Electives: Somatization and Group, Part II: Therapists’ Relational Stories
In Levine's article we see how her own analysis around her difficulties with her relationship with her younger son opened an analytic space with her patient Susan. How did her relational story facilitate the analytic process? Adrienne Harris has suggested that the analyst opened “access to unbearable affects,” together providing a safe enough environment to reveal Levine’s shame about her relationship with her son. Also, her analyst was able to hold Levine in her mind with acceptance and faith in her and her son so that Levine could contain him - from the inside - and help him put his experience into words.
Levine’s patient Susan also had problems with her own son. Levine initially was not aware of these difficulties because of projective identification, that is, being identified with Susan as a good mother doing the best she could for her son. When Susan revealed that she intended to abandon her son with his abusive father, Levine, by examining her subjective countertransference, was trying to understand this enactment. There was an intergenerational repetition of abandonment, shifting back and forth between the positions of mother and child, trying to create a transitional space of thirdness.
In presenting our case studies of our personal stories, we have in mind what the Barangers’ wrote: two persons remain unavoidably connected and complementary - neither member of the couple can be understood without the other.
Alkinoi’s Case Study:
My somatization was my pregnancy and I explore my countertransference in the here and now of the group. In this particular week, an enactment emerges which enabled me to reflect on my countertransference and connect with my somatic changes. My relational story hindered, initially, my capacity to engage deeply in the analytic process.
The material comes from the birth of the group (my first ever group) which was around the second month of my pregnancy - something that was not announced to the group members. Only my co-therapist and my supervisor knew. The birth of the group preceded the birth of my daughter, thus I was simultaneously pushing to stretch myself beyond my limits for both of my babies. During this early stage in therapy, the group was made up of two female co-therapists, and one male and seven additional female members. There were many “abortions” due to therapists’ anxiety.

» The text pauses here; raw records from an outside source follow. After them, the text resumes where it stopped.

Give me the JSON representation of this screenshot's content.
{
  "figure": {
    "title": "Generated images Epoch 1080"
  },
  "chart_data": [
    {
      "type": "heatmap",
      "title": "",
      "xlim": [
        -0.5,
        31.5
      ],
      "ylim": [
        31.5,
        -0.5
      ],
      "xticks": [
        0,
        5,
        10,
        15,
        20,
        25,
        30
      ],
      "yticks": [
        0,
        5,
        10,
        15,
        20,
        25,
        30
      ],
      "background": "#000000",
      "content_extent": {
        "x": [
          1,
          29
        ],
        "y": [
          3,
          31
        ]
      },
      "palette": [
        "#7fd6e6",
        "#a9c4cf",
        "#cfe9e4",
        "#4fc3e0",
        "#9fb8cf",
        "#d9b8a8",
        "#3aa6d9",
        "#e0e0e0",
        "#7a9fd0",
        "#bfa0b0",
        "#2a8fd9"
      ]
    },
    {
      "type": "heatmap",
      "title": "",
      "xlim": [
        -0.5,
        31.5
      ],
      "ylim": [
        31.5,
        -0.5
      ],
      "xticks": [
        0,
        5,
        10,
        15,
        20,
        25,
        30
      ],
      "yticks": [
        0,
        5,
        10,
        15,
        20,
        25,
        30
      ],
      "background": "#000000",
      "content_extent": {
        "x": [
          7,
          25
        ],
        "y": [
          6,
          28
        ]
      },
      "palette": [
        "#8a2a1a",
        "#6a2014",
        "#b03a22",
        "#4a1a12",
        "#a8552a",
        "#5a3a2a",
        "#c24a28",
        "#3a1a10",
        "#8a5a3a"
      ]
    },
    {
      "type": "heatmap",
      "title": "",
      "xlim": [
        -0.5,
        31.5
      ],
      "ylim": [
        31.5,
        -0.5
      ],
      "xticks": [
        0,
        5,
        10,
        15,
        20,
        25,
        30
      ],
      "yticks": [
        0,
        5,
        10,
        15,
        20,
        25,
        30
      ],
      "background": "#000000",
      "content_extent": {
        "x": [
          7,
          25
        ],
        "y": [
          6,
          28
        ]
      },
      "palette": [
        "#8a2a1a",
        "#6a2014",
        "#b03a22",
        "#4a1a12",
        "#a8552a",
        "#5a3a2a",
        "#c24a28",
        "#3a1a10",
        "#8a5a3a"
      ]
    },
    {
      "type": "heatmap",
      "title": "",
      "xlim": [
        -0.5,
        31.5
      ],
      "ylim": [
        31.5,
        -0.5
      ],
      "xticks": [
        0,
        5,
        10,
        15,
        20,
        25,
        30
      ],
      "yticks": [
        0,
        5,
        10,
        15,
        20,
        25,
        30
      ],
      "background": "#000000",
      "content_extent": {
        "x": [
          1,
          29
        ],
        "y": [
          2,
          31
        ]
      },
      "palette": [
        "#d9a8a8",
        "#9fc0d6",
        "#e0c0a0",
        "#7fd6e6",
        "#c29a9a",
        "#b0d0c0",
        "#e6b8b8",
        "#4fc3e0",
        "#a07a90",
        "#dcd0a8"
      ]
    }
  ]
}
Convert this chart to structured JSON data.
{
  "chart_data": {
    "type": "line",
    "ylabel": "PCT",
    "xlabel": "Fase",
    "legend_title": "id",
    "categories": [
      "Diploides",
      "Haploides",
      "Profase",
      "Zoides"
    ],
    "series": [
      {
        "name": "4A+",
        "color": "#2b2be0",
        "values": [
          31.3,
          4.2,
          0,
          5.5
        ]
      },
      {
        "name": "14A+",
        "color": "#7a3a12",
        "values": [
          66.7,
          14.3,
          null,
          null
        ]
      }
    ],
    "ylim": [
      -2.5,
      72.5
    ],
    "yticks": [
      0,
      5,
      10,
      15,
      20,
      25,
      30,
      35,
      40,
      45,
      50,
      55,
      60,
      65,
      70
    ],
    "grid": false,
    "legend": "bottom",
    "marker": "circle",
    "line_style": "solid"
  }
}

The group at these first meetings is occupied with the subject of the omnipotent mother, their mother. The image was clear and vivid: she can do everything but she self-neglected and, at the same time, deprived. There is a split inside the omnipotent mother, inside the group (symbolic children- symbolic mothers) and inside my body as I was sharing it with my baby and my clients. During sessions I was feeling weak with strong somatizations, and with sleepless nights after the sessions. These symptoms were not related to my pregnancy but had to do with the group dynamics and the unmetabolized material of sessions, particularly that we were two novice group therapists.
I had the need to hide this difficulty from the group, whereas with individual clients I was more open and I had self-disclosed about my pregnancy. In the group I had to survive changes, and through projective identification I was identified with the omnipotent mother. Symbolic children were angry with their mother and with me. There were members saying that my interventions were not helpful while others attributed my interventions to my co-therapist, saying how wonderful and empathic she was. They were finding me distant, private, and withdrawn. I was feeling neglected and lonely, tired and discredited, and excluded. The enactment that woke me up, just as Levine wrote about with her client Susan, was when the male member at the end of the session - one day after his name day - complained that no one remembered his name day and complained he was feeling neglected, especially by Foteini. I was really surprised. It nearly pushed me out of my chair. At the beginning of that session I was the only one who acknowledged with wishes his name day, and he had totally forgotten it by the end of the hour.
What was happening that we couldn’t connect? What experiences had members placed inside my womb? Was I the Fairbairnian bad object? Although I was talking about my experience, I was not able to communicate empathetically with the members, the children of the group. And the other subgroup of mothers was describing similar experiences in their lives with what I was feeling in the here and now of the group.
Was there a part of me that had dissociated in order to protect my body? Definitely. A subgroup experienced intense somatic symptoms and others in the group struggled with autoimmune diseases and cancer. Did I feel protective of my child? At that time I was not aware of my difficulty to connect fully with my pregnancy. Not the happy side of pregnancy, but the particular side that has to do with more difficult feelings like loss, loss of uniqueness, even envy, as something foreign invaded my body, my life and my relationship with my husband. These were some of the difficulties with this new role as mother and at the same time with becoming a group therapist. There were feelings of shame as I struggled to be a good enough mother for both my baby and for our group, and I was failing. Who needed more support: the group? my baby? or myself? And what would my pregnancy evoke in the group?
According to Fairbairn (Armstrong-Perlman,1991) I was a blur object: I couldn’t respond with cohesion and consistency to their needs. A part of me was unavailable. Was I acting as their mothers? How did my pregnancy affect the group as a whole? I could understand that there was a blind spot for me: my pregnancy and my relationship with my own mother had affected the way I was responding to the group. As Bass says: the way we respond to our clients reveals a lot about us and our values. Until the enactment I had been pretending that my pregnancy was hidden and so could not affect the group. Also I had not been aware of my shame - riddled, bad self-representations.